До 1824 г. преподавание хирургии, как теоретической, так и практической, велось на одной кафедре. В этом же году по представлению Буша конференция академии поручила Х. Х. Саломону, одному из талантливых учеников Буша, преподавание оперативной хирургии.
В 1833 г. Буш выходит в отставку, и конференция академии поручает руководство хирургической клиникой и преподавание оперативной хирургии проф. Х. Х. Саломону, а преподавание теоретической хирургии проф. П. Н. Савенко. В конце 1839 г., прослужив в этой должности недолго, Савенко вынужден был оставить службу в академии по болезни.
Таким образом, когда Пирогов получил приглашение в академию, там уже существовали две хирургические кафедры – кафедра теоретической хирургии и кафедра оперативной хирургии с хирургической клиникой.
Приглашение в Императорскую Медико-хирургическую академию было очень почетным. 30-летний Пирогов был в то время уже известным профессором хирургии в России и в Европе, являясь автором солидных трудов по хирургической анатомии и блестящим оператором. Нет сомнений, что Клейнмихель, в попечении которого находилась Медико-хирургическая академия, получил от К. К. Зейдлица лестные отзывы о Н. И. Пирогове.
Однако Пирогов, не мысливший своей жизни без активной хирургической деятельности, отказался от предложения занять вакантную кафедру теоретической хирургии, так как при ней не было клиники. Разделяя позицию высшей администрации академии, желавшей повысить научный и педагогический уровень этого учреждения, Пирогов предложил свой проект, который, как показало дальнейшее, стал важнейшим поворотным пунктом в реформе медицинского образования России.

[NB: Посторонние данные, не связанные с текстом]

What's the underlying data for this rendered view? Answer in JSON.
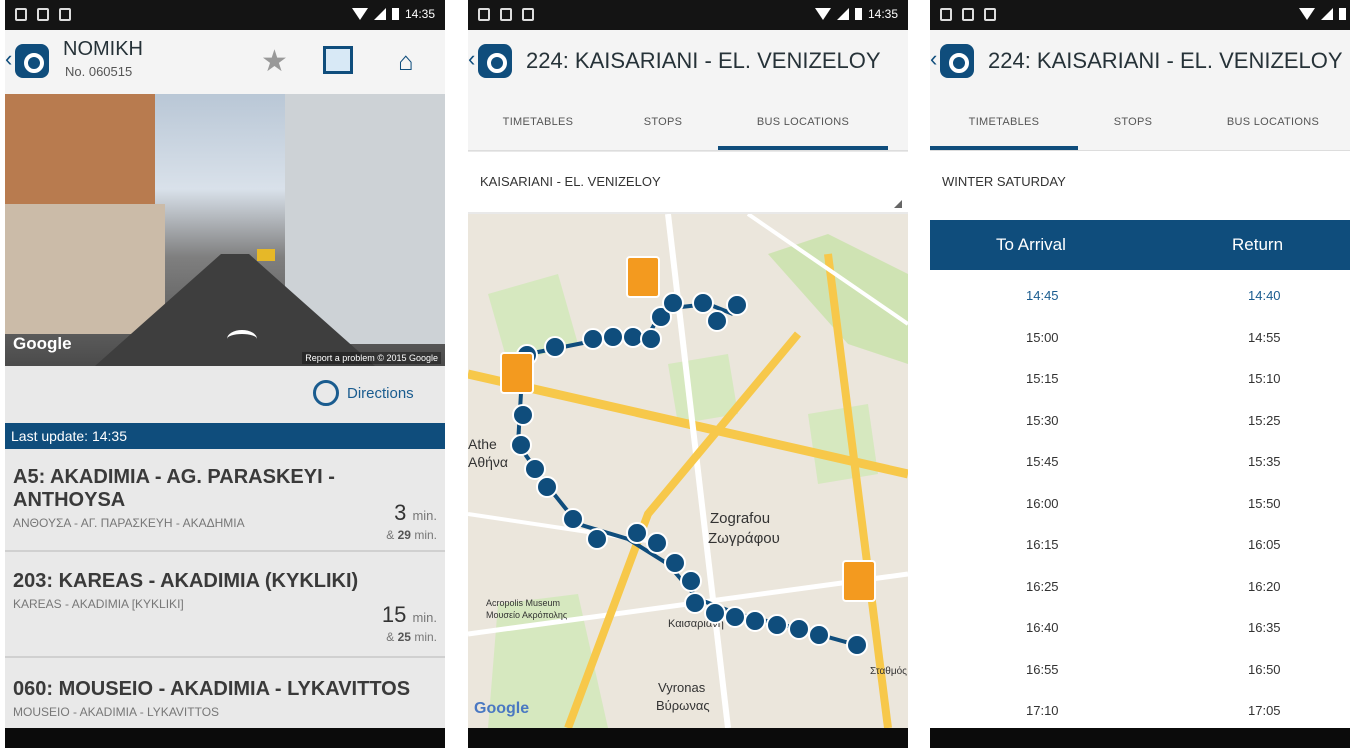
{
  "status_bar": {
    "time": "14:35"
  },
  "screen1": {
    "stop_name": "NOMIKH",
    "stop_number": "No. 060515",
    "street_view": {
      "watermark": "Google",
      "report": "Report a problem",
      "copyright": "© 2015 Google"
    },
    "directions_label": "Directions",
    "last_update": "Last update: 14:35",
    "arrivals": [
      {
        "route": "A5: AKADIMIA - AG. PARASKEYI - ANTHOYSA",
        "greek": "ΑΝΘΟΥΣΑ - ΑΓ. ΠΑΡΑΣΚΕΥΗ - ΑΚΑΔΗΜΙΑ",
        "minutes": "3",
        "unit": "min.",
        "next_prefix": "& ",
        "next_minutes": "29",
        "next_unit": " min."
      },
      {
        "route": "203: KAREAS - AKADIMIA (KYKLIKI)",
        "greek": "KAREAS - AKADIMIA [KYKLIKI]",
        "minutes": "15",
        "unit": "min.",
        "next_prefix": "& ",
        "next_minutes": "25",
        "next_unit": " min."
      },
      {
        "route": "060: MOUSEIO - AKADIMIA - LYKAVITTOS",
        "greek": "MOUSEIO - AKADIMIA - LYKAVITTOS"
      }
    ]
  },
  "screen2": {
    "title": "224: KAISARIANI - EL. VENIZELOY",
    "tabs": [
      "TIMETABLES",
      "STOPS",
      "BUS LOCATIONS"
    ],
    "active_tab": "BUS LOCATIONS",
    "direction": "KAISARIANI - EL. VENIZELOY",
    "map_labels": {
      "zografou": "Zografou",
      "zografou_gr": "Ζωγράφου",
      "athens": "Athe",
      "athens_gr": "Αθήνα",
      "vyronas": "Vyronas",
      "vyronas_gr": "Βύρωνας",
      "acropolis": "Acropolis Museum",
      "acropolis_gr": "Μουσείο Ακρόπολης",
      "kaisariani": "Καισαριανή",
      "stathmos": "Σταθμός",
      "watermark": "Google"
    }
  },
  "screen3": {
    "title": "224: KAISARIANI - EL. VENIZELOY",
    "tabs": [
      "TIMETABLES",
      "STOPS",
      "BUS LOCATIONS"
    ],
    "active_tab": "TIMETABLES",
    "schedule": "WINTER SATURDAY",
    "headers": {
      "arrival": "To Arrival",
      "return": "Return"
    },
    "rows": [
      [
        "14:45",
        "14:40"
      ],
      [
        "15:00",
        "14:55"
      ],
      [
        "15:15",
        "15:10"
      ],
      [
        "15:30",
        "15:25"
      ],
      [
        "15:45",
        "15:35"
      ],
      [
        "16:00",
        "15:50"
      ],
      [
        "16:15",
        "16:05"
      ],
      [
        "16:25",
        "16:20"
      ],
      [
        "16:40",
        "16:35"
      ],
      [
        "16:55",
        "16:50"
      ],
      [
        "17:10",
        "17:05"
      ]
    ]
  },
  "colors": {
    "brand": "#0f4d7c",
    "bus": "#f39a1f"
  }
}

Параллельно с существующей академической хирургической клиникой он предлагает создать дополнительно новую клинику – клинику госпитальной хирургии. В письме, направленном Клейнмихелю 7 февраля 1840 г., Пирогов объясняет, что «профессор практической медицины, госпитальной, устремляет… внимание слушателей на целую массу одинаковых болезненных случаев, показывая при этом и индивидуальные их оттенки… Обе кафедры – клинической и госпитальной профессуры – необходимы в каждом учебном заведении; только к слушанию госпитальных практических лекций должны быть допущены те студенты, которые уже сделали целый курс учения, следовательно, 5-й курс студентов академии» [76].
Это был вполне реальный проект, выполнению которого удачно способствовали недавно возникшие положительные обстоятельства. Так, незадолго до этого, в 1840 г., по высочайшему повелению к Медико-хирургической академии был присоединен 2-й Военно-сухопутный госпиталь[28], ранее называвшийся Генеральным сухопутным госпиталем, расположенный, как и адмиралтейский госпиталь, на правом берегу Невы Выборгской стороны Петербурга. Оба они были основаны еще по указу Петра I.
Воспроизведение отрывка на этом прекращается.